BEIRUT - After months of fighting the Syrian regime and jihadist insurgents, some moderate and Islamist rebel brigades in northern Syria say they have had enough and are threatening to quit.
In a statement issued late Wednesday, eleven rebel factions mainly based in Raqqa, Deir Ezzor and parts of Aleppo province asked for “reinforcements and complete aid” to help them fight the al-Qaida breakaway Islamic State of Iraq and Levant (ISIL), which this week declared a “Caliphate” straddling the Iraq-Syria border and began calling itself the Islamic State.
The demoralized rebels set a one-week deadline.
“Should our call not be heard, we will lay down our weapons and pull out our fighters,” they said.
The notice to quit the two-front conflict comes as signs mount of defections both from al Qaida affiliate Jabhat al-Nusra and hardcore Islamists to ISIL, which has been spearheading a militant Sunni insurgency in northern and western Iraq while advancing in parts of northern Syria, especially on the outskirts of Aleppo, where moderate rebels forced it to withdraw earlier this year.
Videos posted online show al-Nusra fighters switching sides. In one from the town of Sheheil, once an al-Nusra stronghold, a man is shown reading a statement, saying: "We have decided to declare our allegiance to the Islamic State."
The warning isn’t an idle one, says Bayan Khatib, a Toronto-based spokeswoman for the Western-backed Syrian Coalition.
“The statement comes on the heels of ISIL’s recent advances in Deir Ezzor and more alarmingly in the northern suburbs of Aleppo,” she said. “These groups have been screaming at the top of their lungs for months for assistance that never came. In their statement they predict that ISIL will take over all opposition territory in Syria unless decisive action is taken promptly.”
None of the brigades that are making the threat to quit are among the largest rebel factions – they include the Raqqa Rebel Brigade and the Kurdish Front—but analysts say their demoralization reflects wider disillusionment across rebel ranks and augurs badly for a renewed Western determination to build up more moderate insurgent groups in Syria as a counter to ISIL expansion in the region.
During a visit to Saudi Arabia last week, Secretary of State John Kerry said that the moderate Syrian opposition has “the ability to be a very important player in pushing back against (the jihadists’) presence.”
And President Obama last month asked the US Congress to approve $500 million to train and equip moderate Syrian insurgents.
But promises have been made before, say rebels and sufficient assistance has never materialized.
The Obama administration worries about potential weapons spillage from moderate and Islamist rebel brigades to ISIL jihadists, who were allied with the Western-approved Free Syrian Army (FSA) until insurgent infighting erupted last winter.

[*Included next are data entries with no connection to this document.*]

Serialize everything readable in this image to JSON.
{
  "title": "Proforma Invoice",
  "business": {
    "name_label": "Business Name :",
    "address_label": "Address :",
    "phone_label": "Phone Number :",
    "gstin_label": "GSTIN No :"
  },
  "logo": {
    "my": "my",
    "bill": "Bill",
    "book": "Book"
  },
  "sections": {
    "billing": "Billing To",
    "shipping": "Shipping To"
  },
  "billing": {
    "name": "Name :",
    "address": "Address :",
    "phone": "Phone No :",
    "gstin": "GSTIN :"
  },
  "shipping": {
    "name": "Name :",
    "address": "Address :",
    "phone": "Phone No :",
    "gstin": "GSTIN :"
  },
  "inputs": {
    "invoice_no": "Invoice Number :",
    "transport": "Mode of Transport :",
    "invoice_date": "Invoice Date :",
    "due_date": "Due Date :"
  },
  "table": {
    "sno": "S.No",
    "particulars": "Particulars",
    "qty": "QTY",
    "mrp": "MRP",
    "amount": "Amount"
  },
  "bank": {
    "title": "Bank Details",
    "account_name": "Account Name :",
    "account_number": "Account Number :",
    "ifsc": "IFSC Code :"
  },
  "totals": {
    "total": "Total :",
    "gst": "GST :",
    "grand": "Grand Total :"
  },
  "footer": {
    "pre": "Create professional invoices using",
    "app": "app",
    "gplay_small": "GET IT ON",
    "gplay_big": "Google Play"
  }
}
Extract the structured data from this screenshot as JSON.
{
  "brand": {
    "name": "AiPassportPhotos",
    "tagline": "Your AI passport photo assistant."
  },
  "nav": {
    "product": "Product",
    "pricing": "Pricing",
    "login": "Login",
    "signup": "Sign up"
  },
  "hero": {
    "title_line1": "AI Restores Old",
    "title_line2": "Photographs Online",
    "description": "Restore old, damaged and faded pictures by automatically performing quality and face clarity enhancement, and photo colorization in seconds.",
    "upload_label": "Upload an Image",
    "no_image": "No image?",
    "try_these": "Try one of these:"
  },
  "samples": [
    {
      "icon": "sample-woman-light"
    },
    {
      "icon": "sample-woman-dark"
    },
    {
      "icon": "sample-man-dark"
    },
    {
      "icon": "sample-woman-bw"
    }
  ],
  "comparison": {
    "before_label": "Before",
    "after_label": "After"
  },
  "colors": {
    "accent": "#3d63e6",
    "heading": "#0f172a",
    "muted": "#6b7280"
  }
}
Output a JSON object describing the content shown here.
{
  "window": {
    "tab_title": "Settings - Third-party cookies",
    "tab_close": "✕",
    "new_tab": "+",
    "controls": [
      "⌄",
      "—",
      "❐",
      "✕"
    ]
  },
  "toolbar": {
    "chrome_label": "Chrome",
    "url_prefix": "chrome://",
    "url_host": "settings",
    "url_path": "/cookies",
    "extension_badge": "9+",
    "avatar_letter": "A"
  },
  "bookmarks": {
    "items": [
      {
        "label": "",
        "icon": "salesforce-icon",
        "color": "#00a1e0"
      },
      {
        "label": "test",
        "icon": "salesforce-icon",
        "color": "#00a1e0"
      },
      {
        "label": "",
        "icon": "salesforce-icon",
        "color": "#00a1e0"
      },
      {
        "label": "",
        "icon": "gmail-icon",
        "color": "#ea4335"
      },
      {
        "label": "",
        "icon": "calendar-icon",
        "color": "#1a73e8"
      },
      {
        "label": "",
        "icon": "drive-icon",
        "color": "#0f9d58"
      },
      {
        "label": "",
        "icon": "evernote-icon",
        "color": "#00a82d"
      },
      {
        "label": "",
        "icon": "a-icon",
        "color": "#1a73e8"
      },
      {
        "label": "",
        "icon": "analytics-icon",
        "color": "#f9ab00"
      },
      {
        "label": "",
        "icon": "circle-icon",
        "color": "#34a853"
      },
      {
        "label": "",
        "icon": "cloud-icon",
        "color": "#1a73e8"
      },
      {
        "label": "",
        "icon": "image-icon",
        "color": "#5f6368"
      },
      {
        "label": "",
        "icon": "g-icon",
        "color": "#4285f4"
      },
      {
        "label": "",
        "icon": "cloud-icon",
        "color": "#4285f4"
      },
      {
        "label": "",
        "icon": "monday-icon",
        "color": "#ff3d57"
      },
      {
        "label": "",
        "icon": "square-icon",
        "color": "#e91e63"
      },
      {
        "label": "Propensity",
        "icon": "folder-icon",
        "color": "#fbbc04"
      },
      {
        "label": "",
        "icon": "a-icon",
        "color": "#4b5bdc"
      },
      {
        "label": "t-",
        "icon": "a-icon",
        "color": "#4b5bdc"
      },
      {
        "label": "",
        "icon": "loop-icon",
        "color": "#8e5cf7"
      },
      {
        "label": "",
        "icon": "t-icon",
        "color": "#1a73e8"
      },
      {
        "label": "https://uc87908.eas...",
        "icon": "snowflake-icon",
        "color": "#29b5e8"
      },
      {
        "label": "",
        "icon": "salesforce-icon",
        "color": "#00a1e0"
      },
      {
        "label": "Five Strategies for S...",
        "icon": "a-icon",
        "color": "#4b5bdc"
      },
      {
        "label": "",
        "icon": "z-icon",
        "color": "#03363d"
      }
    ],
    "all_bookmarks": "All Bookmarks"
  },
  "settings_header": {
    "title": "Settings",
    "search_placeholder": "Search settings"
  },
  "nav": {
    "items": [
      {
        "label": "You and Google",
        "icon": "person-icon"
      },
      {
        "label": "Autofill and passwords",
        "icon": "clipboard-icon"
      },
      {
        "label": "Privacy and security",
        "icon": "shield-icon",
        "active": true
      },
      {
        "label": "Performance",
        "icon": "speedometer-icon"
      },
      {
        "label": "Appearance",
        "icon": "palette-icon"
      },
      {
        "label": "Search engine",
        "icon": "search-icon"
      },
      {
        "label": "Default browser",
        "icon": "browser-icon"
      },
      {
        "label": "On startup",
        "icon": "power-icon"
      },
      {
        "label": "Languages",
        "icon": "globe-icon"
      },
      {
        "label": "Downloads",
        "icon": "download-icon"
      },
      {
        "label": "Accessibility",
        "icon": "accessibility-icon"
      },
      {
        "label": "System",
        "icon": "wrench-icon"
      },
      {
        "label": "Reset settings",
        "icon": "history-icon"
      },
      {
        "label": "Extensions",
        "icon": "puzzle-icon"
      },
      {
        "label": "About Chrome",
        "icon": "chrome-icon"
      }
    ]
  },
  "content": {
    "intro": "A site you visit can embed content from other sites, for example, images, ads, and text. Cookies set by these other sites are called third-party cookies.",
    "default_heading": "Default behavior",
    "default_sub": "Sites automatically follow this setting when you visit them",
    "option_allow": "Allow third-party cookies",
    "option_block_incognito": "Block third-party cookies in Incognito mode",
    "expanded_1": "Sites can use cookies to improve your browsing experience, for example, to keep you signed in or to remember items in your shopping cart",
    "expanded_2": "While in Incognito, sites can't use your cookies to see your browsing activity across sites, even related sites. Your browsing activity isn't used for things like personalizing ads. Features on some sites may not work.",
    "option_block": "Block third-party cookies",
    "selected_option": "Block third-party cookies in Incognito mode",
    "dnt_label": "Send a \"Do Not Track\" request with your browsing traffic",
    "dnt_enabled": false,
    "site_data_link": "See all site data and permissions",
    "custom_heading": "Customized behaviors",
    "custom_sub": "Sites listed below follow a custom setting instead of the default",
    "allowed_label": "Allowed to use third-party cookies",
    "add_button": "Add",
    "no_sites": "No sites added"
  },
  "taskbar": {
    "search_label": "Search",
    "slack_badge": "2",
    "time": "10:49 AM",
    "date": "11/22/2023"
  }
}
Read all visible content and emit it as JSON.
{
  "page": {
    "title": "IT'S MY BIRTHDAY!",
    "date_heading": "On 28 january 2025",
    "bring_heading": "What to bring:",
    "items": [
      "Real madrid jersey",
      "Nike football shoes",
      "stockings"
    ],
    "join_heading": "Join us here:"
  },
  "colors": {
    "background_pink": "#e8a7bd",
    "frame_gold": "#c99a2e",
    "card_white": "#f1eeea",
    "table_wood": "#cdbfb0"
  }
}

Al-Qaida affiliate Jabhat al-Nusra still cooperates with other rebel groups – both moderates and Islamists – and has been at the center of intense fighting against ISIL since the jihadist group was disowned by al-Qaida leaders.
President Obama Wednesday called Saudi Arabia’s leader King Abdullah to discuss the regional threat the Islamic State in Iraq and the Syria poses.
In their statement this week, the rebel groups also appealed for help from militias in the Islamic Front, an Islamist coalition made up of seven militias that cooperate with the FSA. Islamists are locked in fierce fighting in the Ghouta suburb of Damascus.
One of the front’s leaders, Zahran Alloush, posted a video online this week urging his fighters to remember that when battling ISIL they were battling “dirty bastards, with an evil ideology.”
Fourteen of his fighters have died in the clashes in Ghouta, according to the Syrian Observatory for Human Rights, a UK-based anti-Assad information network that relies on activists on the ground for its information.
The Observatory says also that fighting between anti-IS Kurdish fighters and the jihadist group near the border with Turkey has led to an upsurge in civilians fleeing the villages of Ikhtarin and Rai near the border with Turkey, sparking a “large” exodus of civilians from the area.
Anti-ISIL rebels in Syria say their biggest concern is the flow of arms and heavy equipment—including artillery and Scud missiles—their foes have seized in their rapid drive in northern and western Iraq, the remains of arsenals left by retreating Iraqi security forces.
ISIL has been shifting weapons across combat zones in Syria and Iraq to where the need is greatest.
And with every victory, its arsenal only increases.